Plus trouble que celui des flashbacks où il est un adolescent insupportable, en tout cas. Bon, restons avec le présent : un deuxième meurtre a lieu dans cette toute petite ville, ce qui nous met Finlay sur les nerfs. C’est aussi une bonne raison pour que Roscoe ne puisse pas avoir son dîner-rencard avec Reacher et pour que Finlay force Reacher à venir avec eux à la morgue. C’est clairement une excellente idée, parce que Reacher reconnaît directement le cadavre rien qu’avec une photo de sa main gonflée par une allergie au latex.

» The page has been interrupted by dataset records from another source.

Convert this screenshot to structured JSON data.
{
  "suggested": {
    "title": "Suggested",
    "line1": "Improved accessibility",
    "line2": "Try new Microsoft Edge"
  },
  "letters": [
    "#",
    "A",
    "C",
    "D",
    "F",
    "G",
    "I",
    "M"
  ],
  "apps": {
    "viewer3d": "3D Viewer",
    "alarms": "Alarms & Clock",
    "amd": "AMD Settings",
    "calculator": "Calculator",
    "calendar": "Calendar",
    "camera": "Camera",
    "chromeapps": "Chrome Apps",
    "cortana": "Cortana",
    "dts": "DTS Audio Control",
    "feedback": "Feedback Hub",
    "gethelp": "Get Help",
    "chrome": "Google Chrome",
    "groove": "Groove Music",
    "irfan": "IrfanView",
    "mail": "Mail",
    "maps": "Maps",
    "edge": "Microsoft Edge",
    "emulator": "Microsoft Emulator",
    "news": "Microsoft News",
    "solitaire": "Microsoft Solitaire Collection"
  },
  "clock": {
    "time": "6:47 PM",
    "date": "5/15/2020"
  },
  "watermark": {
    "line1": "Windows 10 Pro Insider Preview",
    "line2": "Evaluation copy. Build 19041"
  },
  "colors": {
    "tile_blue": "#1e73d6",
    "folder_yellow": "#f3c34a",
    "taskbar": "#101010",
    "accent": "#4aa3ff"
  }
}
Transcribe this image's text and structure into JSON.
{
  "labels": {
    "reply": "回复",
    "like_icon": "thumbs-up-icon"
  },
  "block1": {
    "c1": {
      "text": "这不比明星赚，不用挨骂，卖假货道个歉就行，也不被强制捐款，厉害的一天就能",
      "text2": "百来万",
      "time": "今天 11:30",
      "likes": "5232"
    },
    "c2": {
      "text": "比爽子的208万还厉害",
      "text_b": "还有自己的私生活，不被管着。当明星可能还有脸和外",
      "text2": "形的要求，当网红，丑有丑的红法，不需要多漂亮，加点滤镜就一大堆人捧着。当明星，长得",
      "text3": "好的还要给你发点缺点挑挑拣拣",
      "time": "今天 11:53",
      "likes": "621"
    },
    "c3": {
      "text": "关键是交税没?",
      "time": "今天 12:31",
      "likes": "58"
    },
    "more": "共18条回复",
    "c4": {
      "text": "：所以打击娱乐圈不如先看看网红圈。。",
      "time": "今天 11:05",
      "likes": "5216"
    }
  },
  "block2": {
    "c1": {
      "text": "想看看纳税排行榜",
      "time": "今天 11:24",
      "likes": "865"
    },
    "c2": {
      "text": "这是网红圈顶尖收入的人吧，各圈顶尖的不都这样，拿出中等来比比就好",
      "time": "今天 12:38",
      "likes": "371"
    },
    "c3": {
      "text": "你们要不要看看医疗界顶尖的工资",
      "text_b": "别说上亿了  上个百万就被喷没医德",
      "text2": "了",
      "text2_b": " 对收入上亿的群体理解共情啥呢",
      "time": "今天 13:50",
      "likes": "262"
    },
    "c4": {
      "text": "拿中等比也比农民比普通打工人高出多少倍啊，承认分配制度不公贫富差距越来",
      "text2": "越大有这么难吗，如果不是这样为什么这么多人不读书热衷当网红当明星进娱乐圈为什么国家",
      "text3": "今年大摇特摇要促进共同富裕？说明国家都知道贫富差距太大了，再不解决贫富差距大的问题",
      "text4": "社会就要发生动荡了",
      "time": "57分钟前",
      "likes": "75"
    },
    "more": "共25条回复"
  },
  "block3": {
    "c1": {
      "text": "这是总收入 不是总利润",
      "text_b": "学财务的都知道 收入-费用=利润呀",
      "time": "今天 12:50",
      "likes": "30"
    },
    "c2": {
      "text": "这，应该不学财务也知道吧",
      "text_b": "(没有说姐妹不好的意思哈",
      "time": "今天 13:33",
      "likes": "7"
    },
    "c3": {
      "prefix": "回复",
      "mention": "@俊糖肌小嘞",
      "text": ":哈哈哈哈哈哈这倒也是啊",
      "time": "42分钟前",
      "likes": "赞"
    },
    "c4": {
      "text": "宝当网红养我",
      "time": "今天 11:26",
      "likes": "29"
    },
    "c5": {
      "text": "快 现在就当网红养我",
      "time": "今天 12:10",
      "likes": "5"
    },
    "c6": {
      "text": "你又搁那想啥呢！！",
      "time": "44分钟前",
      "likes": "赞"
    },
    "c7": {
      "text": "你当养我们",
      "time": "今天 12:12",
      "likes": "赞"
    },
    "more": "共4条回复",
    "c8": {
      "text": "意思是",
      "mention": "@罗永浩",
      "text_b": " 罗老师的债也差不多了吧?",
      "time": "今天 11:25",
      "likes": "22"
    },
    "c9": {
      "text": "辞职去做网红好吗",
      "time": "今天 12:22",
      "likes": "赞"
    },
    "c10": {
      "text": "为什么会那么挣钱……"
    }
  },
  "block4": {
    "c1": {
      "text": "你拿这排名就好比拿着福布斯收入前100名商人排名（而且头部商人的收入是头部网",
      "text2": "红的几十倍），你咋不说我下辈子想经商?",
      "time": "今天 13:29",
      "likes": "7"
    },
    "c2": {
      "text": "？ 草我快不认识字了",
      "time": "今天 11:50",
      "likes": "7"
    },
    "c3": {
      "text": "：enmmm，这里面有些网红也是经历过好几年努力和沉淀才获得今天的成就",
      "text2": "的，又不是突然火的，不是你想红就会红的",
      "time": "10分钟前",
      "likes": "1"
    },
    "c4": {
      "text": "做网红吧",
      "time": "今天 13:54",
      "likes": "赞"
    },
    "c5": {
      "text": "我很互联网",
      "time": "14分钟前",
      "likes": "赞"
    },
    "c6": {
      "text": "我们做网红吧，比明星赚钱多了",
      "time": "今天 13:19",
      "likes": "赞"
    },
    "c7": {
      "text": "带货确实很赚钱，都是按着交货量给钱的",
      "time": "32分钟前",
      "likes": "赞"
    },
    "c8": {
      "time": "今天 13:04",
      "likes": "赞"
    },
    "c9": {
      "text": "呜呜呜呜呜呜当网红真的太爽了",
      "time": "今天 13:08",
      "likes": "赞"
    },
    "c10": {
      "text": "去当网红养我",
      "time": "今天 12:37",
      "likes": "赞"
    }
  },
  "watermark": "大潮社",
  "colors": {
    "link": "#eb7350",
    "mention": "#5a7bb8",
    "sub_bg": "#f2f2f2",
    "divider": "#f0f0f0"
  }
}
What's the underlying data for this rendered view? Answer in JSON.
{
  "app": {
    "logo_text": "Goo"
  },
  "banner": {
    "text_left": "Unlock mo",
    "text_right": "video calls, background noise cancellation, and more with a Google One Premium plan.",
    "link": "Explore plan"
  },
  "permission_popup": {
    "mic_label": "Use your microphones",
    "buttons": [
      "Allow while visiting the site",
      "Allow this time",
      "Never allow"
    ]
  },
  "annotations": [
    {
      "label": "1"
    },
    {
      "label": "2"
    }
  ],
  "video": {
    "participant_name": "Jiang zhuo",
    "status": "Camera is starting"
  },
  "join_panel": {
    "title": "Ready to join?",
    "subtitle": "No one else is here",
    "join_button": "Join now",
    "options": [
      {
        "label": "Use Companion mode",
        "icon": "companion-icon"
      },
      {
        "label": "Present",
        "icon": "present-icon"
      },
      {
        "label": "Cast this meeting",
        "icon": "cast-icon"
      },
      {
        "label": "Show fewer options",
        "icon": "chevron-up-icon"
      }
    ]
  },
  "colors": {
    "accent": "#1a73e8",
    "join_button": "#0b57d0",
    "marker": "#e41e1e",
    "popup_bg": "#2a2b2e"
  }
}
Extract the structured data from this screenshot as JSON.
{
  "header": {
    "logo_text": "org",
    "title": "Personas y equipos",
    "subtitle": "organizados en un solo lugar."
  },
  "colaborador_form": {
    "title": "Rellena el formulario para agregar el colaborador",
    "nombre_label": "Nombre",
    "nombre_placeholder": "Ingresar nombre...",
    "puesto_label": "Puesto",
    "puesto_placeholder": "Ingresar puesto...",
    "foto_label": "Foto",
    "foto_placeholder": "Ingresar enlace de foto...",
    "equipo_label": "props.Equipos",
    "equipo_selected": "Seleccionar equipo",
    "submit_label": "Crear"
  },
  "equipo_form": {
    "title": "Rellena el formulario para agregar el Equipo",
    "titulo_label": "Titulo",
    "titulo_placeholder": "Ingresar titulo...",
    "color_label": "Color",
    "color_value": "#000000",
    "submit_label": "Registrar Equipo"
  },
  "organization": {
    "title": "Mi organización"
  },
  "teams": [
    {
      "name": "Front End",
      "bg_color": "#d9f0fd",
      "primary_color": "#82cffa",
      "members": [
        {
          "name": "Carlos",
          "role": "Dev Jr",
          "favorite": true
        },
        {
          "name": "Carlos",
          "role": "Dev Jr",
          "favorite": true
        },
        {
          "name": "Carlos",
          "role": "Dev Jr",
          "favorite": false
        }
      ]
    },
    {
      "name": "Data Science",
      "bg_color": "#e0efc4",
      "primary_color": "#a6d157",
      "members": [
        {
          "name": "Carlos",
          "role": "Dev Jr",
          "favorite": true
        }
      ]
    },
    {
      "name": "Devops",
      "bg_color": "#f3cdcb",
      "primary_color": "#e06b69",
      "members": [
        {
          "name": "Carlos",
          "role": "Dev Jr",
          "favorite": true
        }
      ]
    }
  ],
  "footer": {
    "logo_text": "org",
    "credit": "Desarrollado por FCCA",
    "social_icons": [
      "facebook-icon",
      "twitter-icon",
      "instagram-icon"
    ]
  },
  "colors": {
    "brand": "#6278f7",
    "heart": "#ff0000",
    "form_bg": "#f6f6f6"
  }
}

Evidemment. La victime est son frère, alors il en connait toute la vie et toutes les cicatrices. Il identifie sans mal le corps, semble affecté, mais pas trop non plus et ça nous laisse Finlay encore plus énervé après lui qu’avant. Tu m’étonnes. Roscoe est forcée de séparer son boss et celui qui vient juste de gagner son rôle de consultant/suspect auprès de la police de Margrave, avant qu’on en arrive à la fin de l’épisode à laquelle on s’attendait : Reacher révèle que le musicien qu’il venait voir, c’était son frère qui en avait parlé. Et maintenant, il veut venger la mort de son frère. Inévitablement.

Allez, ça peut me faire une série pour les fins de soirée, quand je commence à m’endormir. Ca se regardera tout seul, je pense.